Adel pun beralih ke sisi Ravano dan berusaha menarik lelaki itu agar menjauh dari sana.
"Udah, Rav. Bisa gawat kalo sampe ada guru yang lewat," ujar Adel. Gadis itu kini mengutuk keberadaan Kinn yang mungkin sedang makan enak di kantin, sementara dirinya justru tengah mengalami kesulitan di sana
"Denger ini, Ravano. Kalo masalah lo yang sekarang ini emang ada hubungannya sama gue, dan ketakutan lo sama Keanna yang akan gue ambil alih sepenuhnya dari lo, maka dugaan lo itu semuanya salah besar, Rav! Karena bahkan di hari pertama gue tahu hubungan lo sama Keanna, gue sama sekali gak ada niatan buat jauhin kalian! Gue justru pengen bebasin Keanna dari genggaman lo tanpa harus ngerusak hubungan kalian berdua!" tegas Tristan. Ia kemudian menggenggam salah satu tangan Key dengan erat dan membawa gadis itu pergi dari sana.
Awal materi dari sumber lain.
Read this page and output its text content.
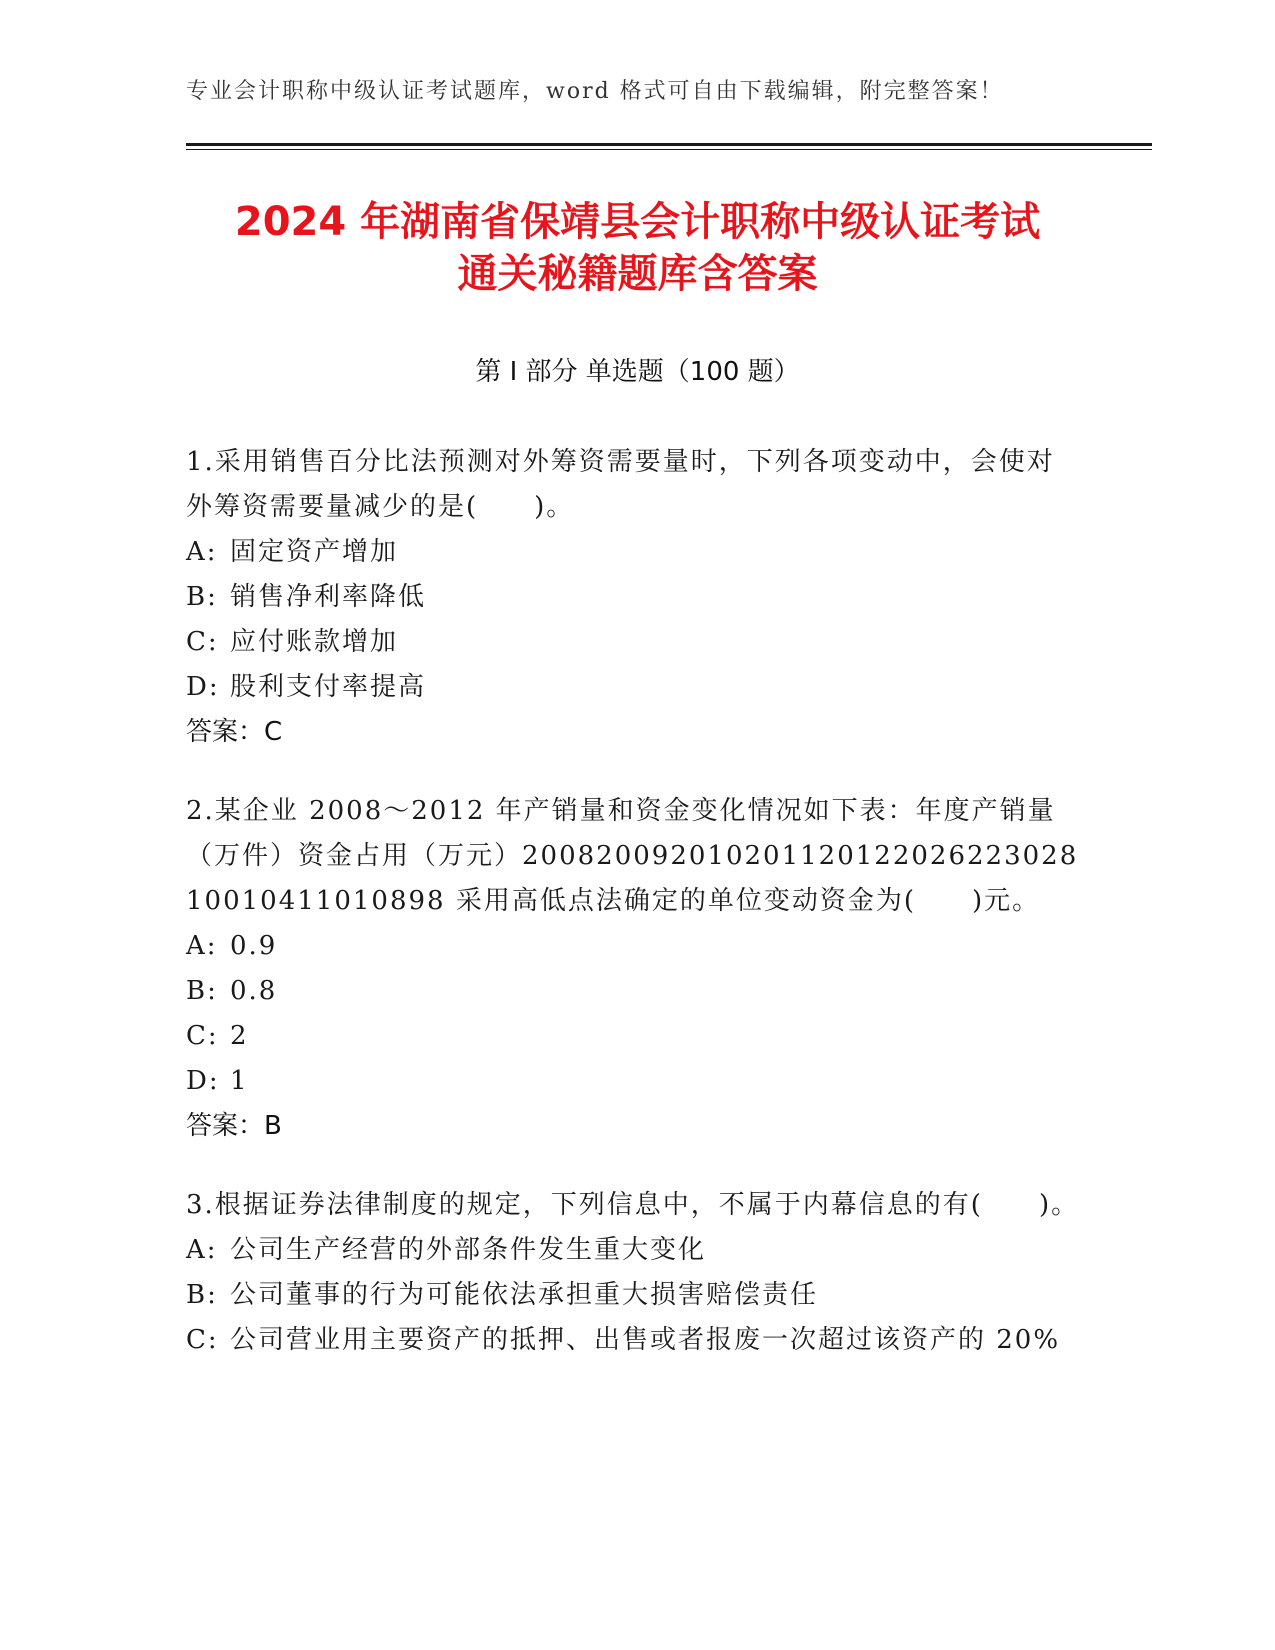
专业会计职称中级认证考试题库，word 格式可自由下载编辑，附完整答案！
2024 年湖南省保靖县会计职称中级认证考试
通关秘籍题库含答案
第 I 部分 单选题（100 题）
1.采用销售百分比法预测对外筹资需要量时，下列各项变动中，会使对外筹资需要量减少的是(　　)。
A: 固定资产增加
B: 销售净利率降低
C: 应付账款增加
D: 股利支付率提高
答案：C
2.某企业 2008～2012 年产销量和资金变化情况如下表：年度产销量（万件）资金占用（万元）20082009201020112012202622302810010411010898 采用高低点法确定的单位变动资金为(　　)元。
A: 0.9
B: 0.8
C: 2
D: 1
答案：B
3.根据证券法律制度的规定，下列信息中，不属于内幕信息的有(　　)。
A: 公司生产经营的外部条件发生重大变化
B: 公司董事的行为可能依法承担重大损害赔偿责任
C: 公司营业用主要资产的抵押、出售或者报废一次超过该资产的 20%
Ravano menatap tautan tangan kedua mereka berdua dan tatapannya pun perlahan berubah menjadi sendu.
Adel segera menarik Ravano dari sana sebelum ada guru yang datang dan menyadari kalau di sana terjadi perkelahian dan jika hal itu sampai terjadi, maka bisa gawat karena mereka pasti akan langsung dimasukkan ke dalam ruangan BK dan itu bagaikan sebuah mimpi buruk bagi seorang Adelia Ivanka yang tak pernah membayangkan kalau dirinya akan masuk ke dalam ruangan mengerikan itu.
Gadis itu kemudian membawa Ravano ke UKS dan ia pun segera mengobati salah satu sudut bibirnya yang terluka.